Washington – Rep. David Obey, the chairman of the powerful House of Representatives Appropriations Committee, said Wednesday that he wouldn’t seek re-election this year because he was “bone tired” after a 41-year congressional career.
“There is a time to stay and a time to go,” the sometimes-gruff 21-term Wisconsin Democrat said at an emotional news conference. “And this is my time to go.”
First elected in an April 1969 special election, Obey championed traditional liberalism, opposed the wars in Vietnam and Iraq, and went along only reluctantly with President Barack Obama’s troop increase for Afghanistan.

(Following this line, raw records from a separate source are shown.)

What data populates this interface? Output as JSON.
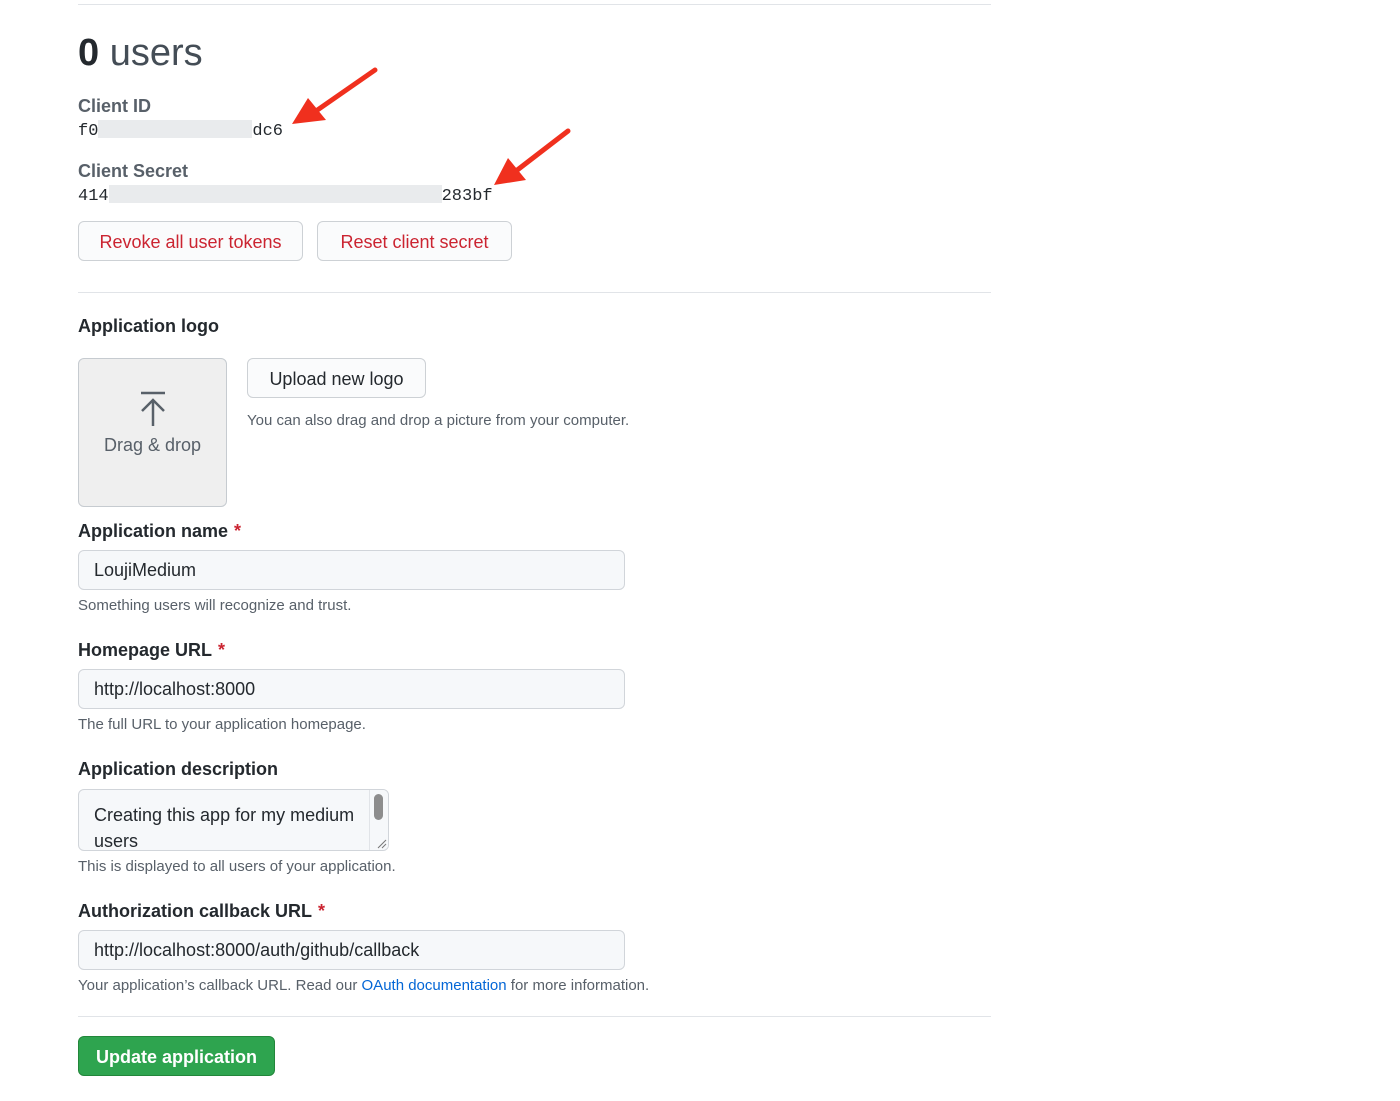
{
  "users": {
    "count": "0",
    "label": "users"
  },
  "client_id": {
    "label": "Client ID",
    "prefix": "f0",
    "suffix": "dc6"
  },
  "client_secret": {
    "label": "Client Secret",
    "prefix": "414",
    "suffix": "283bf"
  },
  "buttons": {
    "revoke": "Revoke all user tokens",
    "reset": "Reset client secret",
    "upload_logo": "Upload new logo",
    "update": "Update application"
  },
  "logo": {
    "title": "Application logo",
    "dropzone": "Drag & drop",
    "hint": "You can also drag and drop a picture from your computer."
  },
  "form": {
    "app_name": {
      "label": "Application name",
      "required": "*",
      "value": "LoujiMedium",
      "note": "Something users will recognize and trust."
    },
    "homepage": {
      "label": "Homepage URL",
      "required": "*",
      "value": "http://localhost:8000",
      "note": "The full URL to your application homepage."
    },
    "description": {
      "label": "Application description",
      "value": "Creating this app for my medium users",
      "note": "This is displayed to all users of your application."
    },
    "callback": {
      "label": "Authorization callback URL",
      "required": "*",
      "value": "http://localhost:8000/auth/github/callback",
      "note_before": "Your application’s callback URL. Read our",
      "note_link": "OAuth documentation",
      "note_after": "for more information."
    }
  },
  "colors": {
    "danger": "#cb2431",
    "primary": "#2ea44f",
    "link": "#0366d6",
    "annotation_arrow": "#f0301e"
  },
  "icons": {
    "upload": "upload-arrow-icon",
    "annotation": "red-arrow-icon"
  }
}
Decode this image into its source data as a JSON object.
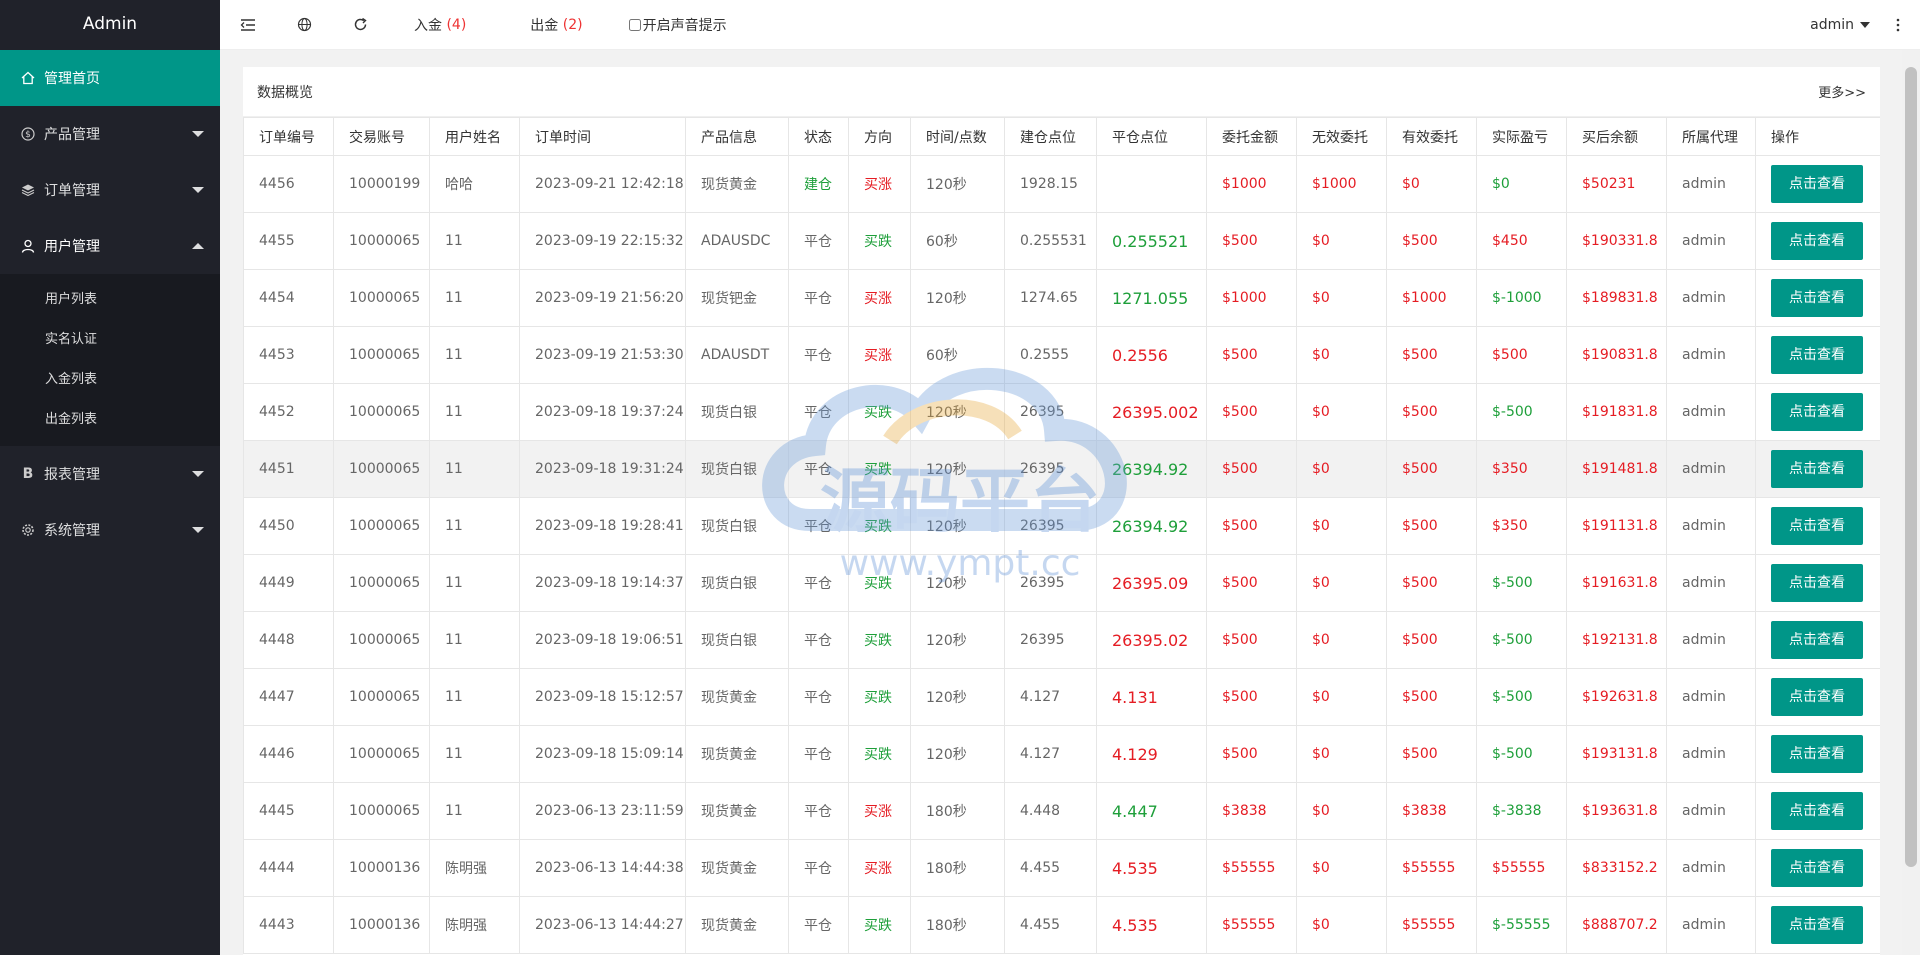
{
  "sidebar": {
    "title": "Admin",
    "items": [
      {
        "label": "管理首页"
      },
      {
        "label": "产品管理"
      },
      {
        "label": "订单管理"
      },
      {
        "label": "用户管理"
      },
      {
        "label": "报表管理"
      },
      {
        "label": "系统管理"
      }
    ],
    "sub_items": [
      {
        "label": "用户列表"
      },
      {
        "label": "实名认证"
      },
      {
        "label": "入金列表"
      },
      {
        "label": "出金列表"
      }
    ]
  },
  "header": {
    "deposit_label": "入金",
    "deposit_count": "(4)",
    "withdraw_label": "出金",
    "withdraw_count": "(2)",
    "sound_label": "开启声音提示",
    "user": "admin"
  },
  "card": {
    "title": "数据概览",
    "more": "更多>>"
  },
  "watermark": {
    "text": "源码平台",
    "url": "www.ympt.cc"
  },
  "table": {
    "headers": [
      "订单编号",
      "交易账号",
      "用户姓名",
      "订单时间",
      "产品信息",
      "状态",
      "方向",
      "时间/点数",
      "建仓点位",
      "平仓点位",
      "委托金额",
      "无效委托",
      "有效委托",
      "实际盈亏",
      "买后余额",
      "所属代理",
      "操作"
    ],
    "button_label": "点击查看",
    "rows": [
      [
        "4456",
        "10000199",
        "哈哈",
        "2023-09-21 12:42:18",
        "现货黄金",
        "建仓",
        "买涨",
        "120秒",
        "1928.15",
        "",
        "$1000",
        "$1000",
        "$0",
        "$0",
        "$50231",
        "admin"
      ],
      [
        "4455",
        "10000065",
        "11",
        "2023-09-19 22:15:32",
        "ADAUSDC",
        "平仓",
        "买跌",
        "60秒",
        "0.255531",
        "0.255521",
        "$500",
        "$0",
        "$500",
        "$450",
        "$190331.8",
        "admin"
      ],
      [
        "4454",
        "10000065",
        "11",
        "2023-09-19 21:56:20",
        "现货钯金",
        "平仓",
        "买涨",
        "120秒",
        "1274.65",
        "1271.055",
        "$1000",
        "$0",
        "$1000",
        "$-1000",
        "$189831.8",
        "admin"
      ],
      [
        "4453",
        "10000065",
        "11",
        "2023-09-19 21:53:30",
        "ADAUSDT",
        "平仓",
        "买涨",
        "60秒",
        "0.2555",
        "0.2556",
        "$500",
        "$0",
        "$500",
        "$500",
        "$190831.8",
        "admin"
      ],
      [
        "4452",
        "10000065",
        "11",
        "2023-09-18 19:37:24",
        "现货白银",
        "平仓",
        "买跌",
        "120秒",
        "26395",
        "26395.002",
        "$500",
        "$0",
        "$500",
        "$-500",
        "$191831.8",
        "admin"
      ],
      [
        "4451",
        "10000065",
        "11",
        "2023-09-18 19:31:24",
        "现货白银",
        "平仓",
        "买跌",
        "120秒",
        "26395",
        "26394.92",
        "$500",
        "$0",
        "$500",
        "$350",
        "$191481.8",
        "admin"
      ],
      [
        "4450",
        "10000065",
        "11",
        "2023-09-18 19:28:41",
        "现货白银",
        "平仓",
        "买跌",
        "120秒",
        "26395",
        "26394.92",
        "$500",
        "$0",
        "$500",
        "$350",
        "$191131.8",
        "admin"
      ],
      [
        "4449",
        "10000065",
        "11",
        "2023-09-18 19:14:37",
        "现货白银",
        "平仓",
        "买跌",
        "120秒",
        "26395",
        "26395.09",
        "$500",
        "$0",
        "$500",
        "$-500",
        "$191631.8",
        "admin"
      ],
      [
        "4448",
        "10000065",
        "11",
        "2023-09-18 19:06:51",
        "现货白银",
        "平仓",
        "买跌",
        "120秒",
        "26395",
        "26395.02",
        "$500",
        "$0",
        "$500",
        "$-500",
        "$192131.8",
        "admin"
      ],
      [
        "4447",
        "10000065",
        "11",
        "2023-09-18 15:12:57",
        "现货黄金",
        "平仓",
        "买跌",
        "120秒",
        "4.127",
        "4.131",
        "$500",
        "$0",
        "$500",
        "$-500",
        "$192631.8",
        "admin"
      ],
      [
        "4446",
        "10000065",
        "11",
        "2023-09-18 15:09:14",
        "现货黄金",
        "平仓",
        "买跌",
        "120秒",
        "4.127",
        "4.129",
        "$500",
        "$0",
        "$500",
        "$-500",
        "$193131.8",
        "admin"
      ],
      [
        "4445",
        "10000065",
        "11",
        "2023-06-13 23:11:59",
        "现货黄金",
        "平仓",
        "买涨",
        "180秒",
        "4.448",
        "4.447",
        "$3838",
        "$0",
        "$3838",
        "$-3838",
        "$193631.8",
        "admin"
      ],
      [
        "4444",
        "10000136",
        "陈明强",
        "2023-06-13 14:44:38",
        "现货黄金",
        "平仓",
        "买涨",
        "180秒",
        "4.455",
        "4.535",
        "$55555",
        "$0",
        "$55555",
        "$55555",
        "$833152.2",
        "admin"
      ],
      [
        "4443",
        "10000136",
        "陈明强",
        "2023-06-13 14:44:27",
        "现货黄金",
        "平仓",
        "买跌",
        "180秒",
        "4.455",
        "4.535",
        "$55555",
        "$0",
        "$55555",
        "$-55555",
        "$888707.2",
        "admin"
      ]
    ]
  }
}
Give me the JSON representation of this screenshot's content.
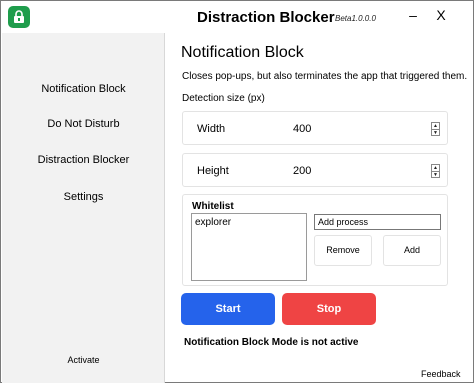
{
  "window": {
    "title": "Distraction Blocker",
    "version": "Beta1.0.0.0",
    "minimize_label": "–",
    "close_label": "X"
  },
  "sidebar": {
    "items": [
      {
        "label": "Notification Block"
      },
      {
        "label": "Do Not Disturb"
      },
      {
        "label": "Distraction Blocker"
      },
      {
        "label": "Settings"
      }
    ],
    "activate_label": "Activate"
  },
  "main": {
    "title": "Notification Block",
    "description": "Closes pop-ups, but also terminates the app that triggered them.",
    "detection_label": "Detection size (px)",
    "width": {
      "label": "Width",
      "value": "400"
    },
    "height": {
      "label": "Height",
      "value": "200"
    },
    "whitelist": {
      "label": "Whitelist",
      "items": [
        "explorer"
      ],
      "input_placeholder": "Add process",
      "remove_label": "Remove",
      "add_label": "Add"
    },
    "start_label": "Start",
    "stop_label": "Stop",
    "status": "Notification Block Mode is not active"
  },
  "footer": {
    "feedback_label": "Feedback"
  },
  "colors": {
    "start": "#2563eb",
    "stop": "#ef4444",
    "app_icon": "#1f9d4c"
  }
}
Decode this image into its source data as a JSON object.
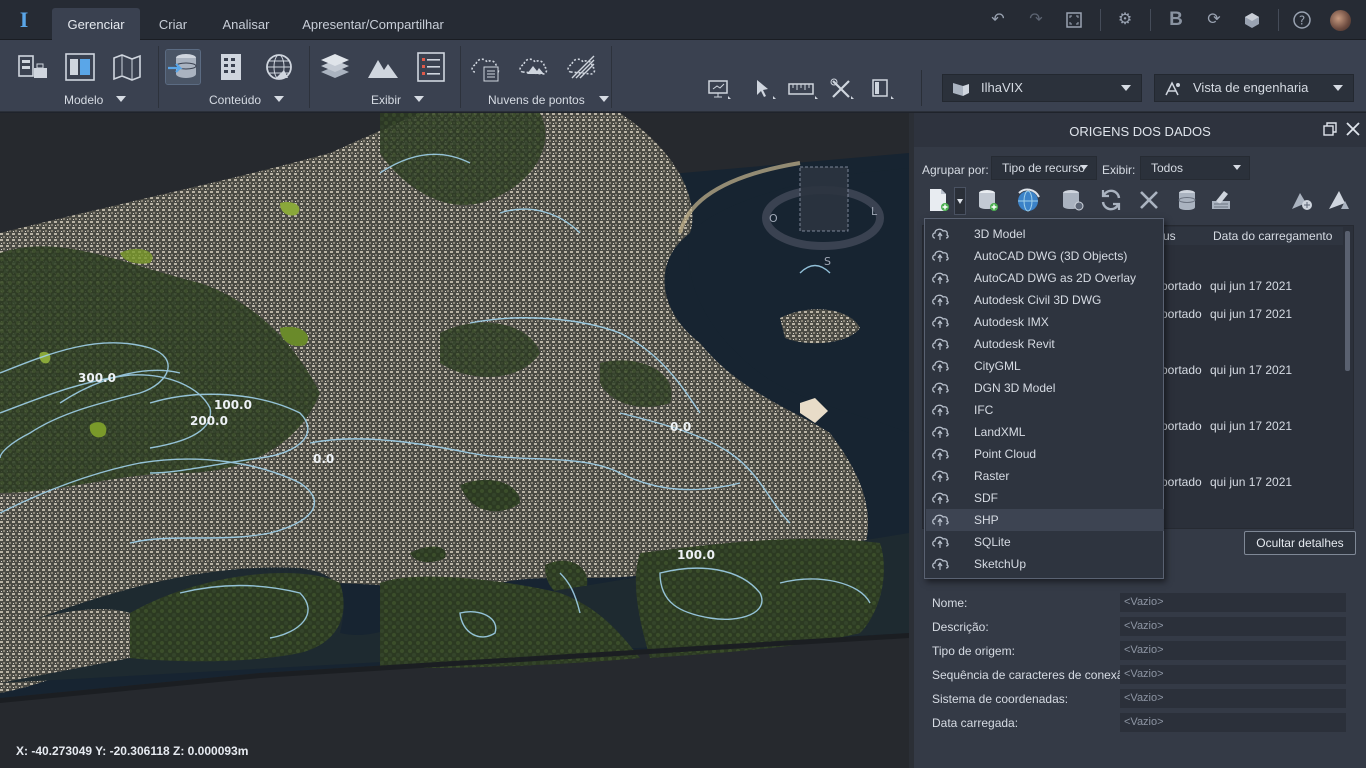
{
  "titlebar": {
    "tabs": [
      {
        "label": "Gerenciar",
        "active": true
      },
      {
        "label": "Criar"
      },
      {
        "label": "Analisar"
      },
      {
        "label": "Apresentar/Compartilhar"
      }
    ],
    "icons": [
      "undo-icon",
      "redo-icon",
      "fit-screen-icon",
      "settings-icon",
      "bim-icon",
      "sync-icon",
      "cloud-model-icon",
      "help-icon",
      "avatar"
    ]
  },
  "ribbon": {
    "groups": [
      {
        "label": "Modelo"
      },
      {
        "label": "Conteúdo"
      },
      {
        "label": "Exibir"
      },
      {
        "label": "Nuvens de pontos"
      }
    ],
    "model_combo": "IlhaVIX",
    "view_combo": "Vista de engenharia"
  },
  "viewport": {
    "contour_labels": [
      "300.0",
      "100.0",
      "200.0",
      "0.0",
      "0.0",
      "100.0"
    ],
    "compass": {
      "west": "O",
      "south": "S",
      "east": "L"
    },
    "coordinates": "X: -40.273049 Y: -20.306118 Z: 0.000093m"
  },
  "panel": {
    "title": "ORIGENS DOS DADOS",
    "group_by_label": "Agrupar por:",
    "group_by_value": "Tipo de recurso",
    "show_label": "Exibir:",
    "show_value": "Todos",
    "columns": [
      "atus",
      "Data do carregamento"
    ],
    "rows": [
      {
        "status": "portado",
        "date": "qui jun 17 2021"
      },
      {
        "status": "portado",
        "date": "qui jun 17 2021"
      },
      {
        "status": "portado",
        "date": "qui jun 17 2021"
      },
      {
        "status": "portado",
        "date": "qui jun 17 2021"
      },
      {
        "status": "portado",
        "date": "qui jun 17 2021"
      }
    ],
    "hide_details": "Ocultar detalhes",
    "properties": [
      {
        "name": "Nome:",
        "value": "<Vazio>"
      },
      {
        "name": "Descrição:",
        "value": "<Vazio>"
      },
      {
        "name": "Tipo de origem:",
        "value": "<Vazio>"
      },
      {
        "name": "Sequência de caracteres de conexão:",
        "value": "<Vazio>"
      },
      {
        "name": "Sistema de coordenadas:",
        "value": "<Vazio>"
      },
      {
        "name": "Data carregada:",
        "value": "<Vazio>"
      }
    ]
  },
  "dropdown": {
    "items": [
      {
        "label": "3D Model"
      },
      {
        "label": "AutoCAD DWG (3D Objects)"
      },
      {
        "label": "AutoCAD DWG as 2D Overlay"
      },
      {
        "label": "Autodesk Civil 3D DWG"
      },
      {
        "label": "Autodesk IMX"
      },
      {
        "label": "Autodesk Revit"
      },
      {
        "label": "CityGML"
      },
      {
        "label": "DGN 3D Model"
      },
      {
        "label": "IFC"
      },
      {
        "label": "LandXML"
      },
      {
        "label": "Point Cloud"
      },
      {
        "label": "Raster"
      },
      {
        "label": "SDF"
      },
      {
        "label": "SHP",
        "hover": true
      },
      {
        "label": "SQLite"
      },
      {
        "label": "SketchUp"
      }
    ]
  }
}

He’s a close confidant of House Speaker Nancy Pelosi, D-Calif., who put him in charge of designing last year’s $787 billion economic-stimulus legislation and shepherding it through the House.
As Appropriations chairman, Obey oversaw hundreds of billions in annual federal spending, and for years he’s had a hand in almost every major piece of legislation that rolled through Congress. He’s the third longest-serving member of the House.
Obey, 71, said he wasn’t necessarily in a hurry to leave.
“Frankly, I hate to do it,” he said. “But even more frankly, I am bone tired.”
Obey hasn’t had a serious challenge to his seat since 1994, but some political analysts said he faced a potentially difficult race this year with Republican Sean Duffy, an Ashland County district attorney and a former cast member on MTV’s “The Real World” reality show.
Duffy is “a young, aggressive, articulate conservative,” said Stuart Rothenberg, the editor of The Rothenberg Political Report, a nonpartisan publication. “Obey was vulnerable this time because Congress was active and Obama had an ambitious agenda.”
Rep. Chris Van Hollen of Maryland, the chairman of the Democratic Congressional Campaign Committee, said that Obey would have won re-election had he run. He won in 2008 by 61-39 percent.
Pelosi hailed Obey as a “transformational figure in Congress. He is a visionary for a better life for the American people, and a legislative genius. For nearly half a century, he’s been an indefatigable reformer.”
Obey’s decision came at a precarious time for congressional Democrats, who are bracing for sizable losses in November’s elections after two years of bruising partisan battles on Capitol Hill.
So far 17 Democrats and 20 Republicans have announced that they’ll leave Congress at the end of this session to retire or seek higher office.
Republican officials cheered Obey’s exit.
“It’s understandable that the architect of President Obama’s failed stimulus plan has decided to call it quits,” Ken Spain, the communications director of the National Republican Campaign Committee, said in a statement. “It is ironic that a congressman who became infamously known for his short temper and angry tirades on the House floor is going out with such a whimper.”